ORGANISATION POUR L’HARMONISATION EN AFRIQUE DU DROIT DES AFFAIRES (OHADA)
COUR COMMUNE DE JUSTICE ET D’ARBITRAGE (CCJA)
Première chambre
Audience publique du 12 novembre 2009
Pourvoi : n°042/2008/PC du 28 mai 2008
Affaire : Union Internationale de Banques en Guinée (UIBG)

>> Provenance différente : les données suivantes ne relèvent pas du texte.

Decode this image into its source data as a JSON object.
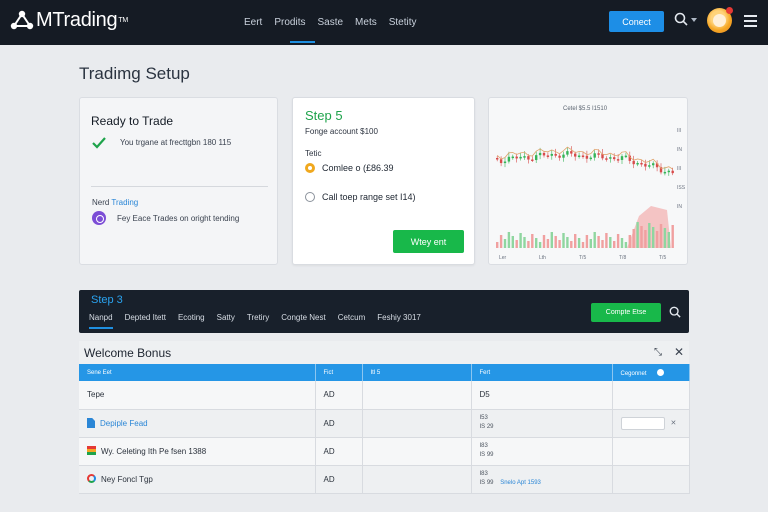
{
  "app": {
    "logo_text": "MTrading",
    "logo_tm": "TM",
    "nav": [
      {
        "label": "Eert",
        "active": false
      },
      {
        "label": "Prodits",
        "active": true
      },
      {
        "label": "Saste",
        "active": false
      },
      {
        "label": "Mets",
        "active": false
      },
      {
        "label": "Stetity",
        "active": false
      }
    ],
    "connect_label": "Conect",
    "accent": "#1d8ee6"
  },
  "page": {
    "title": "Tradimg Setup"
  },
  "ready_card": {
    "title": "Ready to Trade",
    "ready_text": "You trgane at frecttgbn 180 115",
    "next_prefix": "Nerd",
    "next_link": "Trading",
    "info_text": "Fey Eace Trades on oright tending"
  },
  "step5_card": {
    "step_label": "Step 5",
    "account_text": "Fonge account $100",
    "field_label": "Tetic",
    "option1": "Comlee o (£86.39",
    "option2": "Call toep range set I14)",
    "button_label": "Wtey ent",
    "color": "#1ea34b"
  },
  "chart_card": {
    "title": "Cetel $5.5 I1510"
  },
  "chart_data": {
    "type": "candlestick",
    "title": "Cetel $5.5 I1510",
    "x_tick_labels": [
      "Ler",
      "Lth",
      "T/5",
      "T/8",
      "T/5"
    ],
    "y_tick_labels": [
      "III",
      "IN",
      "III",
      "ISS",
      "IN"
    ],
    "colors": {
      "up": "#35b457",
      "down": "#d84b4b",
      "ma_line": "#e0a36c",
      "volume_up": "#8fd6a0",
      "volume_down": "#f0a0a0"
    }
  },
  "step3_bar": {
    "step_label": "Step 3",
    "tabs": [
      {
        "label": "Nanpd",
        "active": true
      },
      {
        "label": "Depted Itett",
        "active": false
      },
      {
        "label": "Ecoting",
        "active": false
      },
      {
        "label": "Satty",
        "active": false
      },
      {
        "label": "Tretiry",
        "active": false
      },
      {
        "label": "Congte Nest",
        "active": false
      },
      {
        "label": "Cetcum",
        "active": false
      },
      {
        "label": "Feshiy 3017",
        "active": false
      }
    ],
    "confirm_label": "Compte Etse"
  },
  "bonus_panel": {
    "title": "Welcome Bonus",
    "columns": [
      "Sene Eet",
      "Fict",
      "Itl 5",
      "Fert",
      "Cegonnet"
    ],
    "rows": [
      {
        "name": "Tepe",
        "col2": "AD",
        "col4": "D5",
        "col4_sub": []
      },
      {
        "name": "Depiple Fead",
        "col2": "AD",
        "col4": "I53",
        "col4_sub": [
          "IS 29"
        ]
      },
      {
        "name": "Wy. Celeting Ith Pe fsen 1388",
        "col2": "AD",
        "col4": "I83",
        "col4_sub": [
          "IS 99"
        ]
      },
      {
        "name": "Ney Foncl Tgp",
        "col2": "AD",
        "col4": "I83",
        "col4_sub": [
          "IS 99"
        ],
        "col4_link": "Snelo Apt 1593"
      }
    ]
  }
}
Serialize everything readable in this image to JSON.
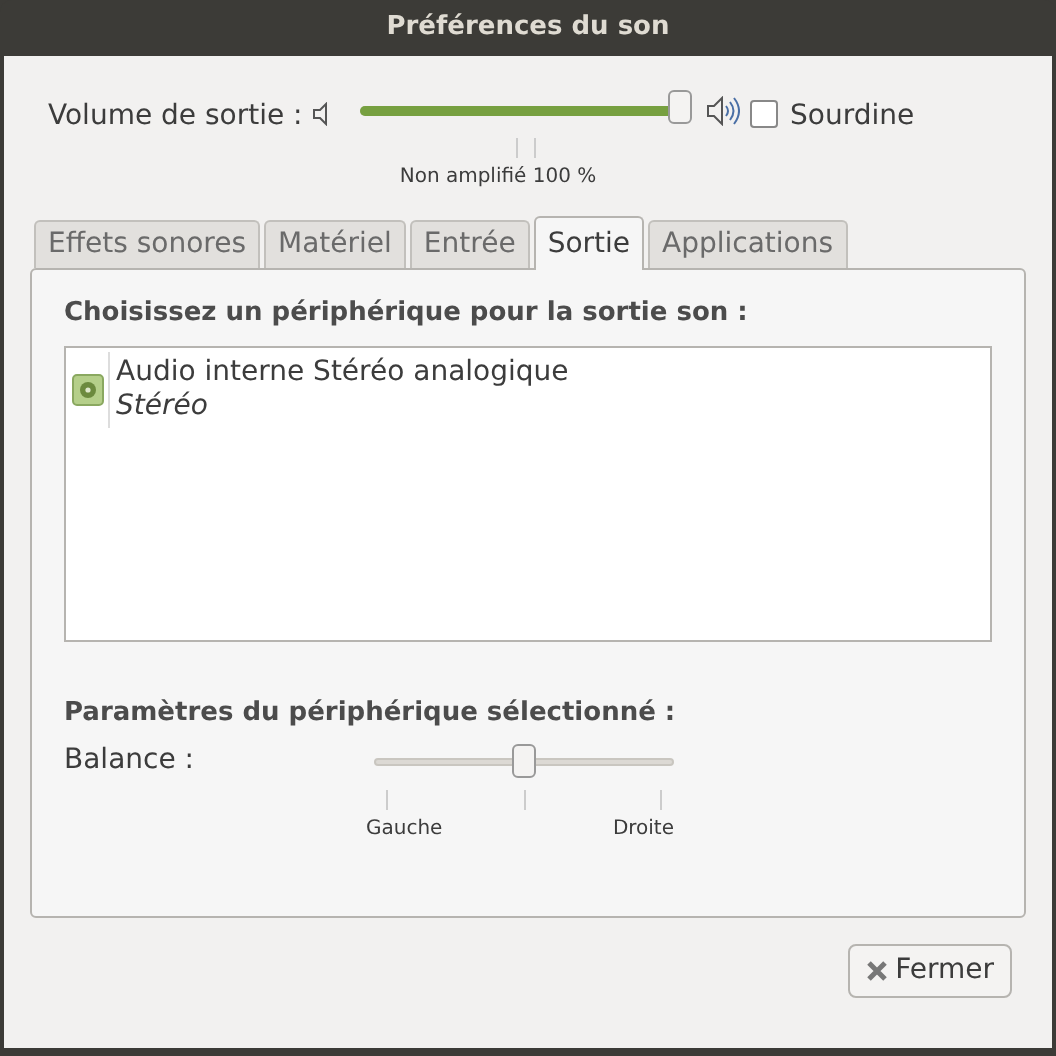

(Conseils : Cabinet Alpha Bakar BARRY, Avocats à la Cour)
contre
Etablissements Alpha Oumar BARRY
ARRET N° 047 /2009 du 12 novembre 2009
La Cour Commune de Justice et d’Arbitrage (C.C.J.A), Première chambre, de l’Organisation pour l’Harmonisation en Afrique du Droit des Affaires (O.H.A.D.A), a rendu l’Arrêt suivant en son audience publique du 12 novembre 2009 où étaient présents :
Messieurs Jacques M’BOSSO, Président
Maïnassara MAIDAGI, Juge, rapporteur
Biquezil NAMBAK, Juge
et Maître ASSIEHUE Acka Greffier ;
Sur le recours enregistré au greffe de la Cour de céans le 28 mai 2008 sous le n°042/2008/PC et formé par le Cabinet Alpha Bakar BARRY, Avocats à la Cour, par l’entremise de Maître Amadou Lélouma DIALLO, collaborateur audit Cabinet, agissant au nom et pour le compte de l’Union Internationale de Banques en Guinée (UIBG), sise au 5ème Boulevard angle Commune de Kaloum, BP 324 Conakry, représentée par Messieurs Guillaume PERDON et Abdoul DIALLO, respectivement Directeur général et Directeur général adjoint, dans une cause l’opposant aux Etablissements Alpha Oumar BARRY, sis au quartier Taouyah, Commune de Ratoma, représentés par Monsieur Alpha Oumar BARRY, Directeur général, domicilié au quartier Nongo, Commune de Ratoma-Conakry,
1°) en annulation de l’Arrêt n°29 rendu le 04 avril 2008 par la Cour Suprême de Guinée et dont le dispositif est le suivant :
« Statuant publiquement, contradictoirement en matière civile :
En la forme : Déclare le pourvoi formé contre l’arrêt n°16 du 30 janvier 2007 sans objet ;
Par contre, déclare le pourvoi formé contre l’arrêt n°310 du 03 octobre 2006 recevable.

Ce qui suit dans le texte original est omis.